На нарах на двух койках рядом уже залегли – ситцевая кацавейка и форменное пальто, потерявшее свой первоначальный вид и цвет. Они раздеваются, кладут свою одежду под голову и знакомятся.
– Так купеческое отродье ты, значит, – говорит форменное пальто, слышавшее еще на улице рассказ ситцевой кацавейки. – Из лавочников. Так, так… А я, братец ты мой, от кутьи.
– У-гм… – издает звук кацавейка, рассматривая пальцы на своих ногах. – Стер ноги-то как! Шестьдесят ведь верст отмаршировал, а обувь балетная…
– И кадет ты золотой роты, – продолжает форменное пальто.
– Он самый.
– Спиридоном поворотом называемый.
– Вот-вот.
– Ну и я то же самое. Молебны бы мне петь, по похоронам кутью с изюмом есть, а вот я по несколько раз в году странствую из места приписки в Питер обратно. Ты чудовской, что ли?
– Нет.
– Ну так кронштадтский?
– Нет.
– Лужской не можешь быть, потому я сам лужской приписки и тебя бы знал.
– Шлиссельбургский я, шлиссельбургский. Шлиссельбург-то ты и забыл. Шлиссельбургской золотой роты я кадет… Спиридон поворот, – отвечала ситцевая кацавейка.
– Который раз в Питер пришел в нынешнем году?
– С весны третий… Летом у нас и в Шлиссельбурге не очень худо. Богомольцы у Казанской, на пароходной пристани есть заработок.
– Ну а я второй прибрел. Нам из Луги далеко. Что кронштадтским, что колпинским, что шлиссельбургским – шаль.

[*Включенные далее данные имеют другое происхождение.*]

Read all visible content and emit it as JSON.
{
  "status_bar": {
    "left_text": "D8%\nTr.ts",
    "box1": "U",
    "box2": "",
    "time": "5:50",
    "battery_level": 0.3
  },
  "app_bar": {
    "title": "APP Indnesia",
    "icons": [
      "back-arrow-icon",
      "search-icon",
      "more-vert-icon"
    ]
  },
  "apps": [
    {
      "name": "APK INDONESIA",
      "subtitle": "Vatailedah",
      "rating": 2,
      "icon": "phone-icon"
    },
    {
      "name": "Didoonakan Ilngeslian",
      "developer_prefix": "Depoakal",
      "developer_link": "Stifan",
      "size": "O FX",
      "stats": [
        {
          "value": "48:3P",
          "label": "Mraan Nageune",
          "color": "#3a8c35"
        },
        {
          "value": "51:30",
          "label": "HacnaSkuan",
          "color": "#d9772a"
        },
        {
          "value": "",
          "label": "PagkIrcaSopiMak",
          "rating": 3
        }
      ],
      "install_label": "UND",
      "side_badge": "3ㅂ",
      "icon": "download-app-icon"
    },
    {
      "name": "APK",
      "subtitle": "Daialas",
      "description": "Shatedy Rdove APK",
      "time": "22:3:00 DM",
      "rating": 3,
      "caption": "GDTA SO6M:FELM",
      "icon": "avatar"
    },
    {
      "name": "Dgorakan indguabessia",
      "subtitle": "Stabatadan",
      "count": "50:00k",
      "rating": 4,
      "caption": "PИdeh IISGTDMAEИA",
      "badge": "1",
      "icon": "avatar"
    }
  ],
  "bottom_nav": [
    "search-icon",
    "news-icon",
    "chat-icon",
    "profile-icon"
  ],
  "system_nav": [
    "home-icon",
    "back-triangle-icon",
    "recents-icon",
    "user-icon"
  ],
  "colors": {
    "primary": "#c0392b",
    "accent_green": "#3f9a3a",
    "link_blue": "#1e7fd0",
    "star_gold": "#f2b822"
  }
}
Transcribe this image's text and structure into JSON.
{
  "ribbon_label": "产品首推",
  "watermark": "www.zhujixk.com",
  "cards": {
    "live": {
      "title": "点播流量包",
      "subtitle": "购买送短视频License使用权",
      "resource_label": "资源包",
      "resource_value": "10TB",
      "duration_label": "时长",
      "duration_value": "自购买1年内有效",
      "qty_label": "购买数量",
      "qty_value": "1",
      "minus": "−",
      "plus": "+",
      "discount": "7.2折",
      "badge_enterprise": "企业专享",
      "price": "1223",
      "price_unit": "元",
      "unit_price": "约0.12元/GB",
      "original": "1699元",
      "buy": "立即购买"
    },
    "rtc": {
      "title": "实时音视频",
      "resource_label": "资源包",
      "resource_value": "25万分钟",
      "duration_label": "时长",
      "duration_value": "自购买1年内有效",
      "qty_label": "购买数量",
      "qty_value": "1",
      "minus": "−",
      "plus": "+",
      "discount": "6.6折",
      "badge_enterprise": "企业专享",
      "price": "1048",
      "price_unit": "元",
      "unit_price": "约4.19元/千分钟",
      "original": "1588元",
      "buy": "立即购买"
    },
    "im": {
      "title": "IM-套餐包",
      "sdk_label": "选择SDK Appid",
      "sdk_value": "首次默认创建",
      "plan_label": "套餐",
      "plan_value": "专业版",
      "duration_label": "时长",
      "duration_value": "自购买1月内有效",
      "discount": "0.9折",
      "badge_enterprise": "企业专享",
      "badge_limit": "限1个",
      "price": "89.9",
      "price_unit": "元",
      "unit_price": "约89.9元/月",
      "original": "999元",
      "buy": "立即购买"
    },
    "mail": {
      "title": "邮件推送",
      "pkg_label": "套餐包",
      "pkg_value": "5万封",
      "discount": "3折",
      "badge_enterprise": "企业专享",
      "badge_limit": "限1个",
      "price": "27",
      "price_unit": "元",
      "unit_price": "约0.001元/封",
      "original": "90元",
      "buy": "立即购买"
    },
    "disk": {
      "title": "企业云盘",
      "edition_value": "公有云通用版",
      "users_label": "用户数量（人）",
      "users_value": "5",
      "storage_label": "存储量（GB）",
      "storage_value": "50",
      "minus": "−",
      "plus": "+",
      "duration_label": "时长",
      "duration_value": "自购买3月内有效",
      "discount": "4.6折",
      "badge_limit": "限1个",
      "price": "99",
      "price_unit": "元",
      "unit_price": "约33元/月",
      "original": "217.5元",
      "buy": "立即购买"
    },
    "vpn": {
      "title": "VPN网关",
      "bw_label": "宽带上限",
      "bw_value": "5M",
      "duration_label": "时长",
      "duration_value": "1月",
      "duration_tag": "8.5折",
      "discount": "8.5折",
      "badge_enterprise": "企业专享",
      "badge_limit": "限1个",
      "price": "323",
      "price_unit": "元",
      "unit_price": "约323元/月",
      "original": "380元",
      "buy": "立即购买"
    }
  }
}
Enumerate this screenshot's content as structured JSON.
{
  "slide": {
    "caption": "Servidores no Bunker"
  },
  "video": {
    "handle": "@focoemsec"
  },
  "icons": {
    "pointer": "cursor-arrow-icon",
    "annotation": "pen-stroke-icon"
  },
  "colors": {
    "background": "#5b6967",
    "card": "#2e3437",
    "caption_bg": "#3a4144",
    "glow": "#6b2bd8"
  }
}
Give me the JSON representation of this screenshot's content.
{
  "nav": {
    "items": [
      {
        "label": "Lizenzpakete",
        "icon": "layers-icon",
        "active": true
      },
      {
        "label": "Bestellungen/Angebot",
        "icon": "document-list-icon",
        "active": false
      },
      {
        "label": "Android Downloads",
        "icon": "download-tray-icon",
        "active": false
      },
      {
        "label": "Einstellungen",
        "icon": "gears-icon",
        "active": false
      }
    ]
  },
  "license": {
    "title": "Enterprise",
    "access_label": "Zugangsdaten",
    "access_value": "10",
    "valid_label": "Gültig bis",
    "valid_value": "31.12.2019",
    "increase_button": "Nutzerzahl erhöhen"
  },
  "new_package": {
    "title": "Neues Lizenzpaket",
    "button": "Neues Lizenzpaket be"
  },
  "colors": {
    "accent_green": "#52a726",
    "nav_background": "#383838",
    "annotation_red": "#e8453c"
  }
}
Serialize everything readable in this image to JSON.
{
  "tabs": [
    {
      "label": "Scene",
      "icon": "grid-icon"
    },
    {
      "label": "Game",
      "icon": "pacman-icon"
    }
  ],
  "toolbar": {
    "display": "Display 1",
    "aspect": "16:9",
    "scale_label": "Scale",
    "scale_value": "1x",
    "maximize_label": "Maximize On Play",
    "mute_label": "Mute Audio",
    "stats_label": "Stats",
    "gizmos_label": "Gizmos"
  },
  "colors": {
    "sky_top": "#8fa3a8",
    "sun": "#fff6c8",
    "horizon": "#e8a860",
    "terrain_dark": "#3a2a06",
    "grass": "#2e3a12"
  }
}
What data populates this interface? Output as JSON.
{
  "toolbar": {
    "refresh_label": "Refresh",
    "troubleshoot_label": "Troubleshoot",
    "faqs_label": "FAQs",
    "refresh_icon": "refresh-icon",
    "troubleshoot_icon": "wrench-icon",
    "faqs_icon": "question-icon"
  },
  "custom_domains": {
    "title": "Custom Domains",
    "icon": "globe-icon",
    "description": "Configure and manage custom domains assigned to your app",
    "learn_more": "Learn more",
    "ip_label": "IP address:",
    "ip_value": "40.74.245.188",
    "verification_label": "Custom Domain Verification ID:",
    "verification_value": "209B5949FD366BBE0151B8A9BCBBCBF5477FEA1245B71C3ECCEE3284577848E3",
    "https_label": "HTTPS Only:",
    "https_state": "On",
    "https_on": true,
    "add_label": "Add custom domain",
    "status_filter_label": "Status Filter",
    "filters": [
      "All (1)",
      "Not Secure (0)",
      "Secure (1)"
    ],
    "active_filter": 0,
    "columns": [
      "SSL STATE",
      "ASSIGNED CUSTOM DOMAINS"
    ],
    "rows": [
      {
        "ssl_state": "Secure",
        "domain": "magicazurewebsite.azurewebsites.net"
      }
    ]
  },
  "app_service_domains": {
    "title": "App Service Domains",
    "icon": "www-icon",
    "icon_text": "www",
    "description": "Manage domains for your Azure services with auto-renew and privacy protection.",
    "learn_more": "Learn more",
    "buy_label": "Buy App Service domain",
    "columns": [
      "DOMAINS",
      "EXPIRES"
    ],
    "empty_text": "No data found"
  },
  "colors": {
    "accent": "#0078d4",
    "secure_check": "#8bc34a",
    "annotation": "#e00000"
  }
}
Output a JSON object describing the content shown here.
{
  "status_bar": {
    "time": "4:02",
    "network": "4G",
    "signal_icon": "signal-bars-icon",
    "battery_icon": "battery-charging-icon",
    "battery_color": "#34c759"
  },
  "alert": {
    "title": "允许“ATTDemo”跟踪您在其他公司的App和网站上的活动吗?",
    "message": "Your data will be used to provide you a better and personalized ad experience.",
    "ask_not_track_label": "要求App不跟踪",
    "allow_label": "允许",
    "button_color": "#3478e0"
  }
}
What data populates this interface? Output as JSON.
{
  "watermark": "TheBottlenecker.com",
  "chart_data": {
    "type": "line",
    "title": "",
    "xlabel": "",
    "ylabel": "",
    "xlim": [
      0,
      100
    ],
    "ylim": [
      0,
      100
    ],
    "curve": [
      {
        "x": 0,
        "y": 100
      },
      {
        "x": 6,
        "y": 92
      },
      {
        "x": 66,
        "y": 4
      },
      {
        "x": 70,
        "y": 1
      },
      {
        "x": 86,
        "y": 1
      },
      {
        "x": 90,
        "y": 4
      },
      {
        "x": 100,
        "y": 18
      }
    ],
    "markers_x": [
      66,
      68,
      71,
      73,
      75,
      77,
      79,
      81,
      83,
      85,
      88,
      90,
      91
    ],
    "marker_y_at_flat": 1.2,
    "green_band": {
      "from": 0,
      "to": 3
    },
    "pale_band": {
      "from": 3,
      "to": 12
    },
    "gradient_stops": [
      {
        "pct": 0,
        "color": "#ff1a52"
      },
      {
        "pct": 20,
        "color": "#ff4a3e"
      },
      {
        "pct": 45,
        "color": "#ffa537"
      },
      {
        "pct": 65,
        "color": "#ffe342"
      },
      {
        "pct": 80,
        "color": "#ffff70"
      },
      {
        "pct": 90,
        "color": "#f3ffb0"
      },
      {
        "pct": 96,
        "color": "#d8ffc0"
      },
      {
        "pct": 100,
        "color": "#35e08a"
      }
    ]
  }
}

– Ну, не больно-то и шаль, коли из Шлиссельбурга. Шестьдесят верст шагать. А тянет сюда. Вот завтра объявлюсь перед родственничками.
– Обрадуются?
– В ужас впадут, когда приду в лавку вот в эдаком наряде, протяну руку и буду просить на сткляночку с килечкой. Первый визит к отцу.
– Не любит?
– Кто ж любит срам! Сейчас разговор: сын приходил во вретище, руку протягивал, милостыню просил. А я во второй раз нанесу визит. Разговор еще пуще. Потом покажу свой срам и перед другими сродственничками. В рынок приду, в рынке по лавкам сродственничков пройдусь с рукой и буду на сткляночку с килечкой просить. Потом по знакомым… А разговор-то пуще, огласка-то шире.
– А как подают? – поинтересовалось форменное пальто.